自分はかすみの前だと、弱音を吐いてしまう。まるで母にしていたようにかすみを想っていた。確かにこの子のことが好きだった。唯一の心の拠り所。頼れる相手。甘えることのできるヒト。
「ずっとここにいていいんだよ、大丈夫、大丈夫だよ」
かすみも子供だ。でも抱き締めて頭を撫でてくれるその優しさは、どこまでも母のものに似ていた。似ていたから、さらに涙があふれた。かすみの服をギュッと掴む。ここにいていいと言ってくれたかすみの言葉は、引き裂かれそうな心を繋ぎ止めてくれるような、まるで魔法の言葉のようだと思った。
「(この子とずっと一緒にいたい)」
もう手放したくない。離れたくない。
その日、かすみの手を握って自分の首輪に触れさせた。両親から聞いたこと。『首輪の内側にあるボタンを押しながら物を言うと、首輪に名前を付けられてしまうから、それだけはなんとしても避けなさい』と。

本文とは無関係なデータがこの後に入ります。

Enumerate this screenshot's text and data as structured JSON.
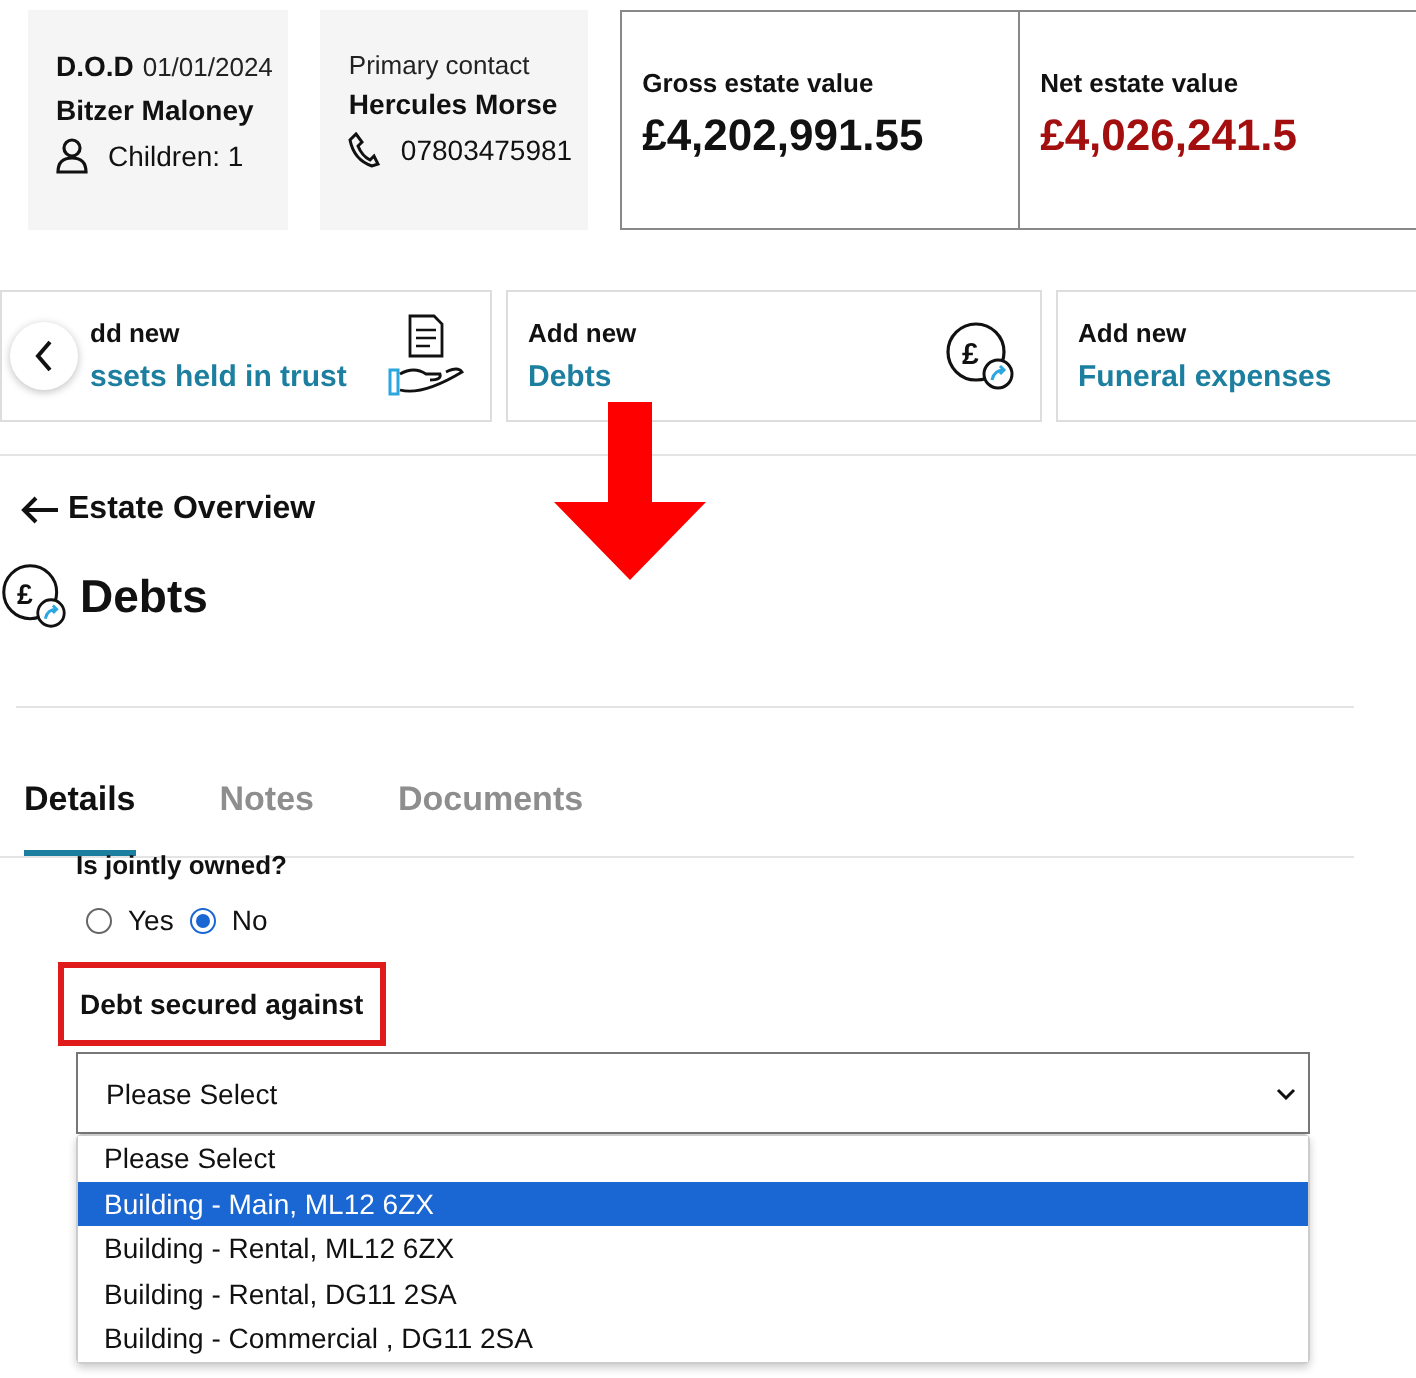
{
  "summary_cards": [
    {
      "kind": "person",
      "label": "D.O.D",
      "date": "01/01/2024",
      "name": "Bitzer Maloney",
      "detail": "Children: 1"
    },
    {
      "kind": "contact",
      "label": "Primary contact",
      "name": "Hercules Morse",
      "detail": "07803475981"
    }
  ],
  "value_cards": [
    {
      "label": "Gross estate value",
      "value": "£4,202,991.55",
      "negative": false
    },
    {
      "label": "Net estate value",
      "value": "£4,026,241.5",
      "negative": true
    }
  ],
  "add_cards": [
    {
      "kind": "trust",
      "label": "dd new",
      "link": "ssets held in trust"
    },
    {
      "kind": "debt",
      "label": "Add new",
      "link": "Debts",
      "icon_symbol": "£"
    },
    {
      "kind": "none",
      "label": "Add new",
      "link": "Funeral expenses"
    }
  ],
  "back_link": "Estate Overview",
  "page_title": "Debts",
  "page_icon_symbol": "£",
  "tabs": [
    {
      "label": "Details",
      "selected": true
    },
    {
      "label": "Notes",
      "selected": false
    },
    {
      "label": "Documents",
      "selected": false
    }
  ],
  "question": "Is jointly owned?",
  "radios": [
    {
      "label": "Yes",
      "selected": false
    },
    {
      "label": "No",
      "selected": true
    }
  ],
  "field_label": "Debt secured against",
  "select": {
    "value": "Please Select",
    "expanded": true
  },
  "options": [
    {
      "label": "Please Select",
      "selected": false
    },
    {
      "label": "Building - Main, ML12 6ZX",
      "selected": true
    },
    {
      "label": "Building - Rental, ML12 6ZX",
      "selected": false
    },
    {
      "label": "Building - Rental, DG11 2SA",
      "selected": false
    },
    {
      "label": "Building - Commercial , DG11 2SA",
      "selected": false
    }
  ]
}
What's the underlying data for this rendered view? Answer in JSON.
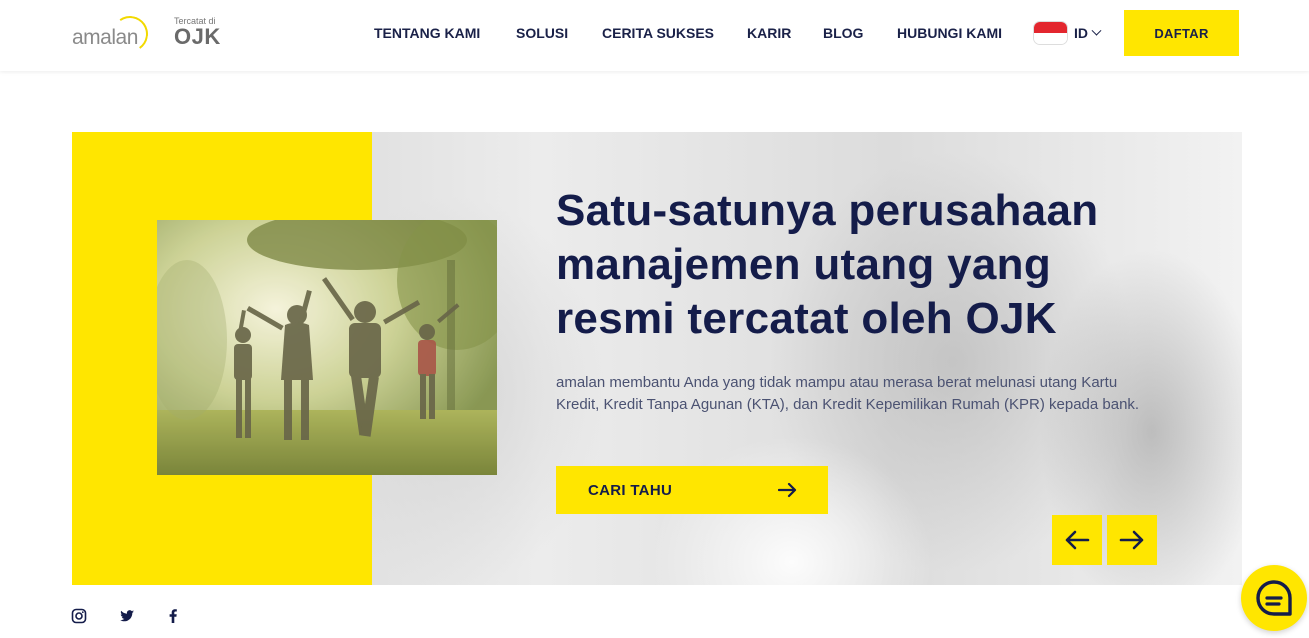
{
  "header": {
    "logo_text": "amalan",
    "ojk_small": "Tercatat di",
    "ojk_big": "OJK",
    "nav": [
      {
        "label": "TENTANG KAMI"
      },
      {
        "label": "SOLUSI"
      },
      {
        "label": "CERITA SUKSES"
      },
      {
        "label": "KARIR"
      },
      {
        "label": "BLOG"
      },
      {
        "label": "HUBUNGI KAMI"
      }
    ],
    "language": "ID",
    "daftar_label": "DAFTAR"
  },
  "hero": {
    "title": "Satu-satunya perusahaan manajemen utang yang resmi tercatat oleh OJK",
    "description": "amalan membantu Anda yang tidak mampu atau merasa berat melunasi utang Kartu Kredit, Kredit Tanpa Agunan (KTA), dan Kredit Kepemilikan Rumah (KPR) kepada bank.",
    "cta_label": "CARI TAHU"
  },
  "colors": {
    "brand_yellow": "#ffe600",
    "navy": "#141c4a",
    "text_gray": "#4b5272"
  },
  "icons": {
    "social": [
      "instagram-icon",
      "twitter-icon",
      "facebook-icon"
    ],
    "carousel": [
      "arrow-left-icon",
      "arrow-right-icon"
    ],
    "chat": "chat-icon"
  }
}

だからこそ、それをしてほしかった。他でもないかすみに。名前を付けてほしかった。
「かすみ、私に名前を付けて。私はお前と一緒にいたい」
きっと複雑だっただろう。ネトのことを知っていたということは、きっと大人達がネトを捕まえているのも知っているはずだ。それでもこうして自分を匿ってくれている彼女に対してさらに重荷を背負わせようとしているのだから。

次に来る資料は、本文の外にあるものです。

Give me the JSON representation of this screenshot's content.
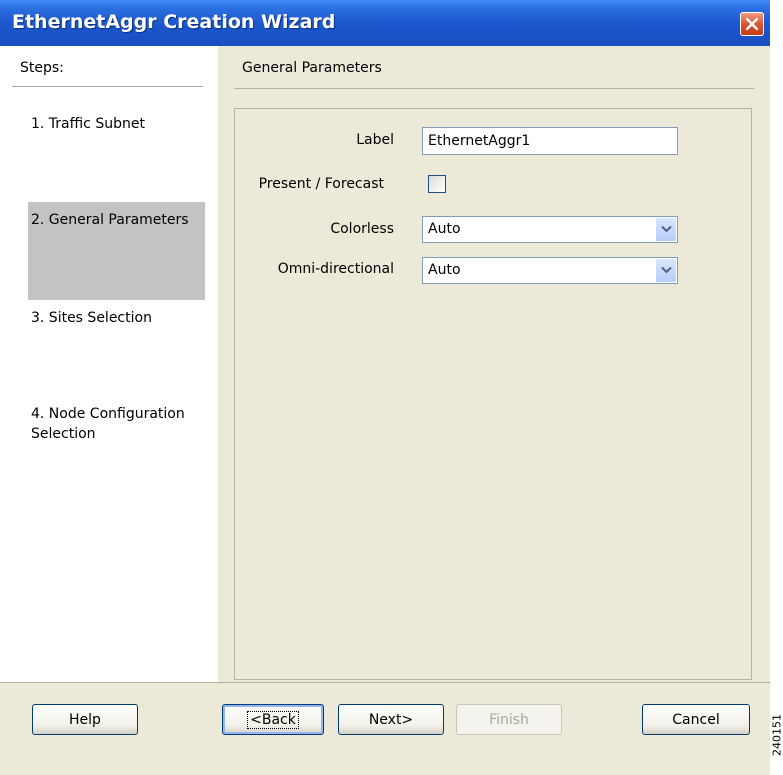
{
  "window": {
    "title": "EthernetAggr Creation Wizard"
  },
  "steps_panel": {
    "header": "Steps:",
    "items": [
      {
        "label": "1. Traffic Subnet",
        "active": false
      },
      {
        "label": "2. General Parameters",
        "active": true
      },
      {
        "label": "3. Sites Selection",
        "active": false
      },
      {
        "label": "4. Node Configuration Selection",
        "active": false
      }
    ]
  },
  "content": {
    "section_title": "General Parameters",
    "fields": {
      "label": {
        "label": "Label",
        "value": "EthernetAggr1"
      },
      "present_forecast": {
        "label": "Present / Forecast",
        "checked": false
      },
      "colorless": {
        "label": "Colorless",
        "value": "Auto"
      },
      "omni_directional": {
        "label": "Omni-directional",
        "value": "Auto"
      }
    }
  },
  "buttons": {
    "help": "Help",
    "back": "<Back",
    "next": "Next>",
    "finish": "Finish",
    "cancel": "Cancel"
  },
  "side_code": "240151",
  "colors": {
    "titlebar": "#1b56cc",
    "panel_bg": "#ece9d8",
    "active_step_bg": "#c3c3c3",
    "close_button": "#d9522d"
  },
  "icons": {
    "close": "close-icon",
    "dropdown": "chevron-down-icon"
  }
}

かすみは、自らの意思で首輪の内側のボタンを恐る恐る押した。首へと、微かに触れた手は震えていた。
「…テル。貴女の名前は“テル”」
付けられている首輪の前が光る。浮き上がってくる名前、『TERU』。かすみが付けてくれた、自分の名前。初めてもらった、大切な贈り物。
その瞬間、テルはかすみをこの手で守ろうと決めた。ヒトはネトを捕らえようとする生き物だ。それでも、名前をくれたこの子を守ろうと思った。
暗い世界から連れ出してくれた愛しいヒトを。